Salzgitter arbeitet sich langsam aus Krise - Chefnachfolge geklärt (Zus.)
SALZGITTER (awp international) - Der zweitgrösste deutsche Stahlhersteller Salzgitter arbeitet sich nach einem verlustreichen Jahr langsam aus der Krise. Der Konzern rechnet für 2010 mit einem zweistelligen Millionen-Euro-Gewinn vor Steuern. Damit bestätigte der Vorstand bei der Bilanz-Pressekonferenz am Freitag seine Prognose vom Monatsbeginn. Zugleich warnte er erneut vor erheblichen Risiken. Für das kommende Jahr gab sich der Konzern vorsichtig optimistisch. Dann bekommt das Unternehmen mit Finanzchef Heinz Jörg Fuhrmann einen neuen Vorstandsvorsitzenden. Er löst im Juli 2011 Wolfgang Leese ab, der in den Ruhestand geht. Die Aktie gab nach der Bilanzvorlage ihre Tagesgewinne ab und notierte bis zum Nachmittag leicht im Minus. Börsianer hatten auf eine optimistischere Prognose gehofft.

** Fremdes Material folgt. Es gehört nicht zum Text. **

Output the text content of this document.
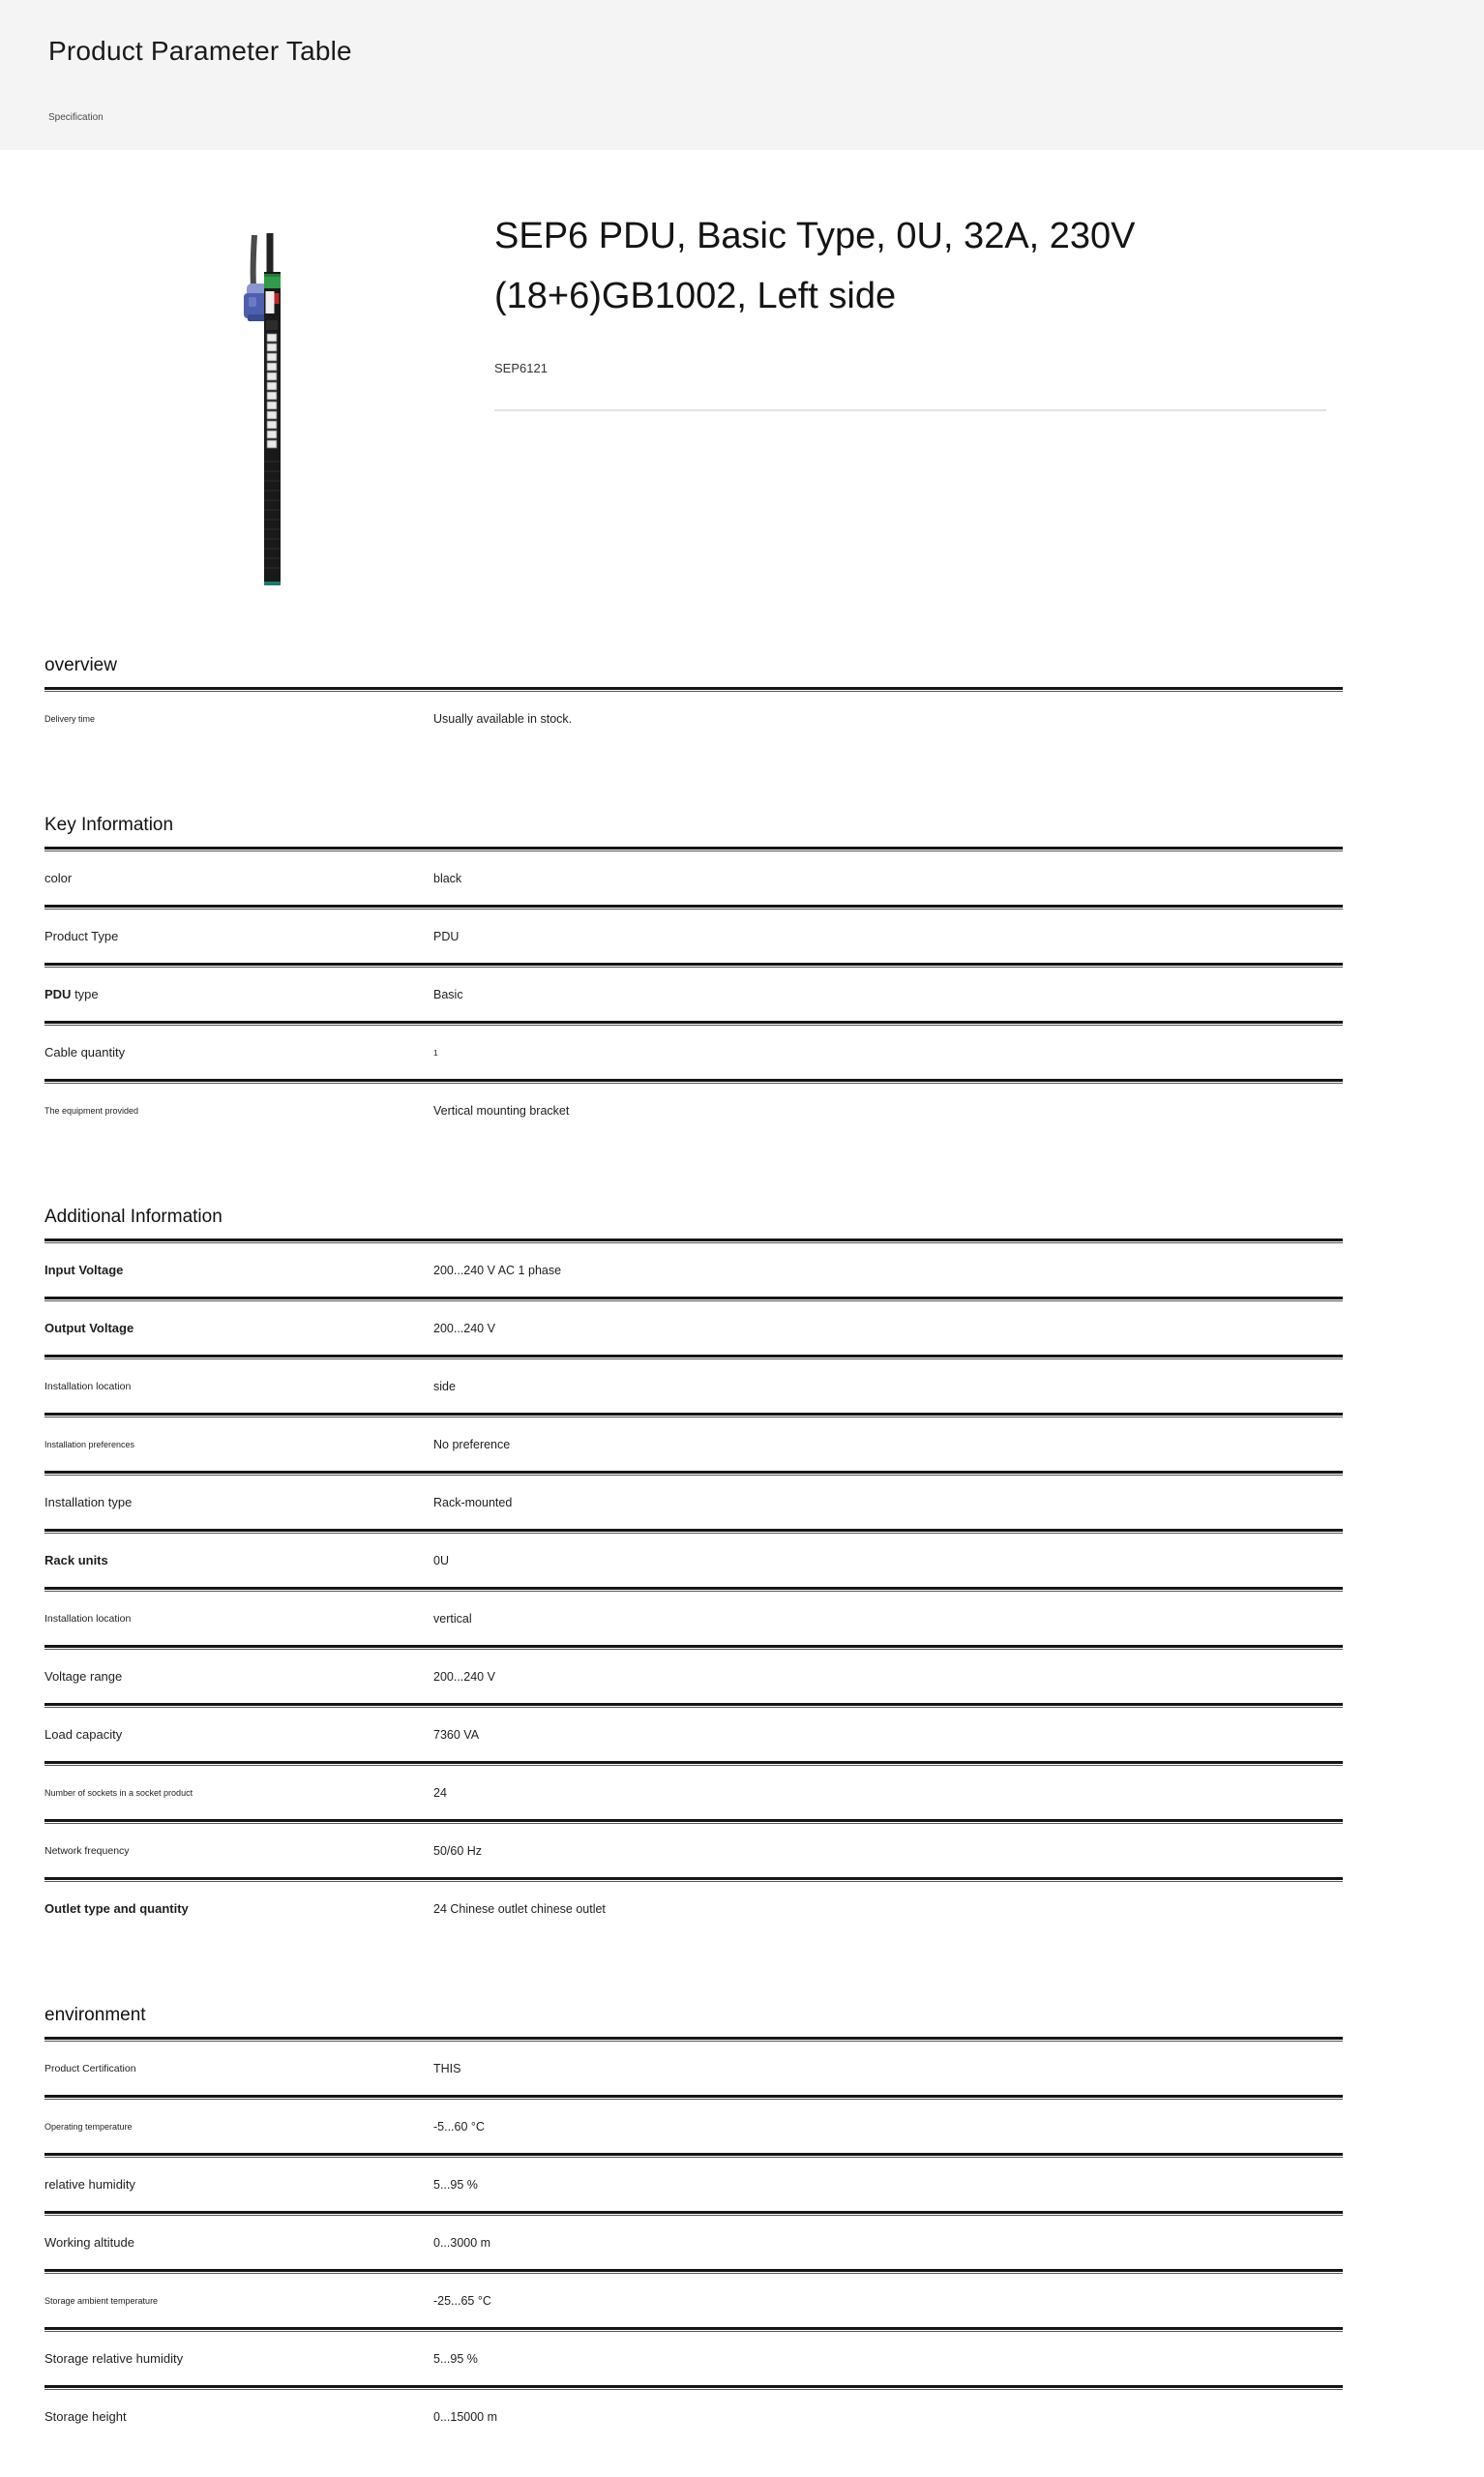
Product Parameter Table
Specification
SEP6 PDU, Basic Type, 0U, 32A, 230V (18+6)GB1002, Left side
SEP6121
overview
Delivery time	Usually available in stock.
Key Information
color	black
Product Type	PDU
PDU type	Basic
Cable quantity	1
The equipment provided	Vertical mounting bracket
Additional Information
Input Voltage	200...240 V AC 1 phase
Output Voltage	200...240 V
Installation location	side
Installation preferences	No preference
Installation type	Rack-mounted
Rack units	0U
Installation location	vertical
Voltage range	200...240 V
Load capacity	7360 VA
Number of sockets in a socket product	24
Network frequency	50/60 Hz
Outlet type and quantity	24 Chinese outlet chinese outlet
environment
Product Certification	THIS
Operating temperature	-5...60 °C
relative humidity	5...95 %
Working altitude	0...3000 m
Storage ambient temperature	-25...65 °C
Storage relative humidity	5...95 %
Storage height	0...15000 m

Grosse Sorgen macht dem Unternehmen die Entwicklung der Rohstoffpreise. Die Bergbaukonzerne wollen nach dem Krisenjahr wieder hohe Preissteigerungen durchsetzen. Sie haben wegen der starken Nachfrage aus China eine komfortable Verhandlungsposition. Bei Kokskohle würden Preissteigerungen von bis zu 100 Prozent befürchtet, bei Eisenerz könnten es 50 bis 60 Prozent sein, erklärte Salzgitter-Chef Leese. Dagegen könne sein Unternehmen wenig machen. "Wir sind die Getriebenen." Leese kündigte an, dies an seine Kunden weitergeben zu wollen. "Wir können das nicht allein kompensieren."
DIVIDENDE SINKT DRASTISCH
2009 hatte Salzgitter erstmals seit 16 Jahren Verluste geschrieben. Leese sprach von einem "katastrophalen Jahr". Unterm Strich musste das Unternehmen einen Verlust von 387 Millionen Euro hinnehmen. Im Vorjahr hatte der Stahl- und Röhrenhersteller noch knapp 677 Millionen Euro Gewinn gemacht. Salzgitter war von der Krise massiv getroffen worden. Die Rückgänge bei den wichtigsten Kunden - wie im Auto- und Maschinenbau - hatten zu einem dramatischen Schwund bei Aufträgen und Auslastung geführt. Die Preise verfielen. Der Umsatz brach um mehr als ein Drittel auf 7,8 Milliarden Euro ein. Vor Steuern schrieb das Unternehmen 497 Millionen Verlust, nach über einer Milliarde Gewinn im Jahr zuvor.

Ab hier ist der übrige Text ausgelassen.